Dimitropoulou, M. 1, 2 , Duñabeitia, J. A. 1 & Carreiras, M. 1, 3, 4
1 Basque Center on Cognition, Brain and Language (BCBL). Donostia. Spain.
2 University of La Laguna
3 Ikerbasque. Basque Foundation for Science
4 Euskal Herriko Unibertsitatea – Universidad del País Vasco
Non-cognate masked translation priming studies with unbalanced bilinguals performing lexical decisions show larger effects in the dominant (L1) to non-dominant (L2) translation direction, than vice versa. Importantly, this asymmetry is eliminated with balanced native-like bilinguals, suggesting that L2 proficiency may play a critical role in the pattern of the obtained effects.
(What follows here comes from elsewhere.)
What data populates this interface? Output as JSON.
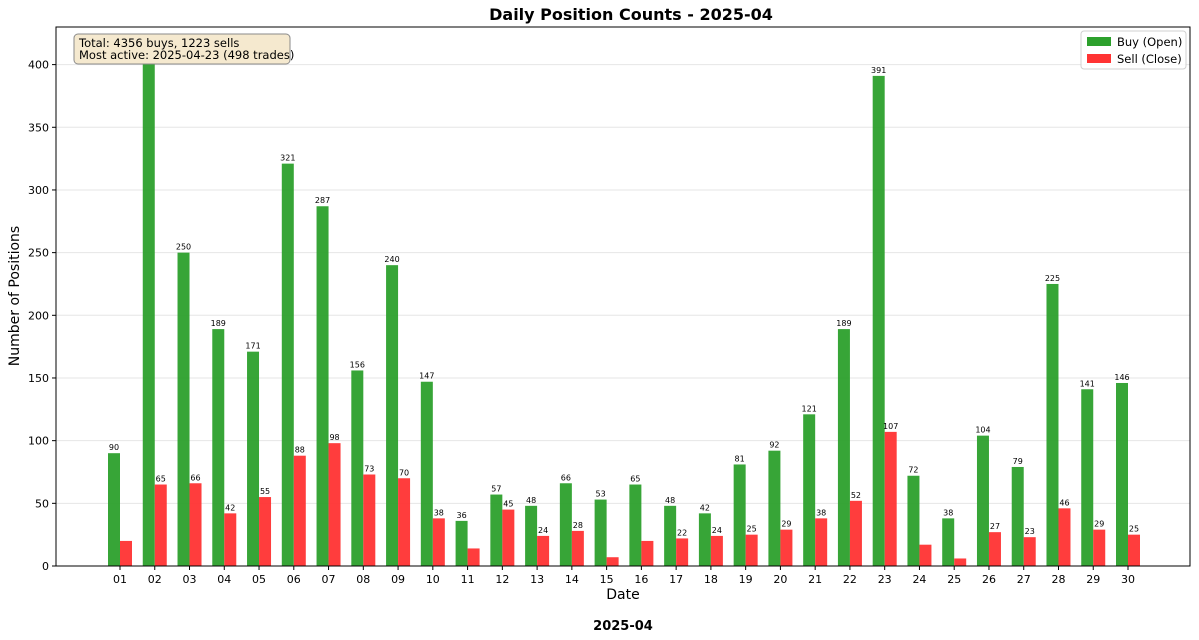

The present study addressed this issue by testing three groups of unbalanced Greek-English bilinguals with different levels of L2 proficiency. Participants performed lexical decisions on the same set of English and Greek targets primed by their non-cognate translations. Even though participants´ performance improved as a function of increased L2 proficiency, the pattern of masked translation priming effects remained identical across the three levels of proficiency, always replicating the previously established asymmetry. The overall pattern of findings is discussed in relationship with current models of bilingual word recognition and processing.